Schröder seems willing to do his part to promote the notion of a national megabank. In his Frankfurt speech, the Chancellor maintained that "we need [a bank] in Germany that is globally competitive -- it would be even better to have two." But that vision may -- or may not -- involve Postbank. The word in Berlin, according to industry sources, is that Schröder's advisers ideally want Deutsche to merge with insurer Allianz, which owns Dresdner Bank, to create a financial services leviathan. But analysts say such a complex deal would be too difficult to pull off. Moreover Allianz has shown no interest in such a deal, so attention is now on Postbank.

There are signs that Ackermann and his internationalist allies such as Anshu Jain, head of global markets, and Kevin Parker, head of global equities, may be bending under the combined pressure from supervisory board members, politicians, and business leaders. Deutsche's 11-member executive committee, which is chaired by the CEO and dominated by his supporters, debated on May 11 whether to bid for Postbank. But the bank has yet to comment on the outcome. If Deutsche does launch a bid, the situation would be complicated because it has been retained alongside Morgan Stanley (MWD ) to advise Deutsche Post on Postbank's initial public offering. A Deutsche move to buy Postbank, which would cost an estimated $6 billion to $7.2 billion, would force it to give up its advisory role on the IPO.
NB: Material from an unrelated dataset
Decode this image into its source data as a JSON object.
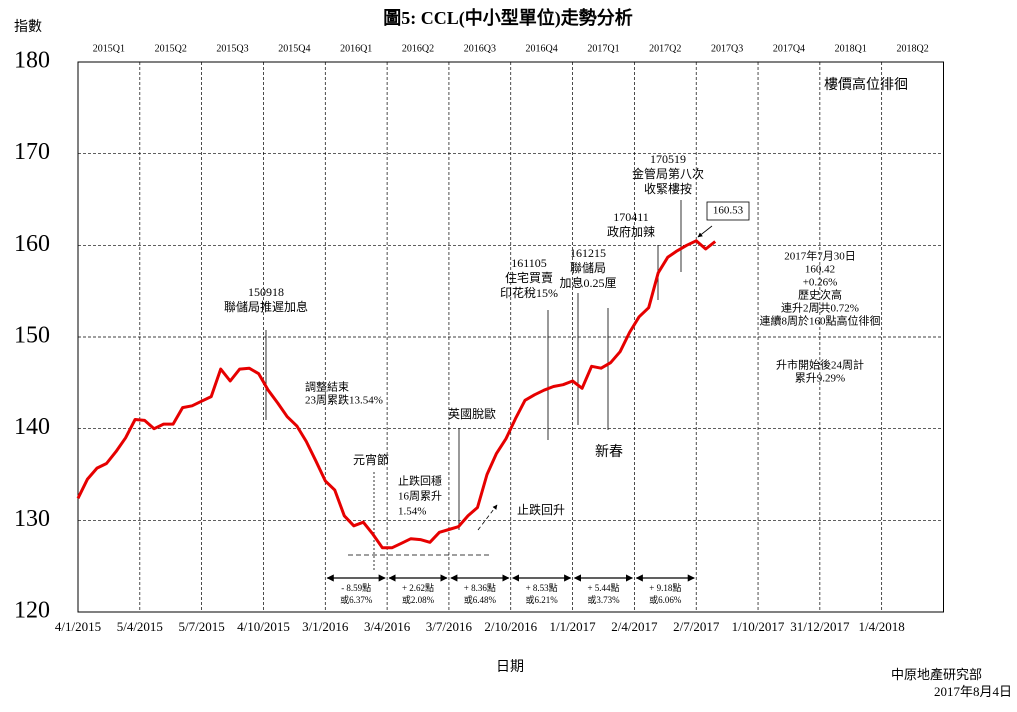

For his part, Deutsche Post head Klaus Zumwinkel says the Postbank IPO (expected to raise $3.6 billion, making it the biggest German IPO in three years) will go ahead as anticipated. The plan is to float 50% minus one share in Postbank, with the rest going on the market at a later date. Of course, Zumwinkel may not be the only decision maker. The government owns 62% of Deutsche Post and could try to overrule him. But government spokesman Thomas Steg says: "The federal government is acting neutral. That means it's not an actor."

Even if Deutsche were to acquire Postbank, it's unlikely to curb Ackermann's ambitions abroad. He shows no signs of abandoning his belief that a cross-border deal is needed to make Deutsche more internationally competitive. However the boardroom struggle plays out, one thing seems certain: Deutsche is going to hit the acquisition trail soon, either at home or abroad.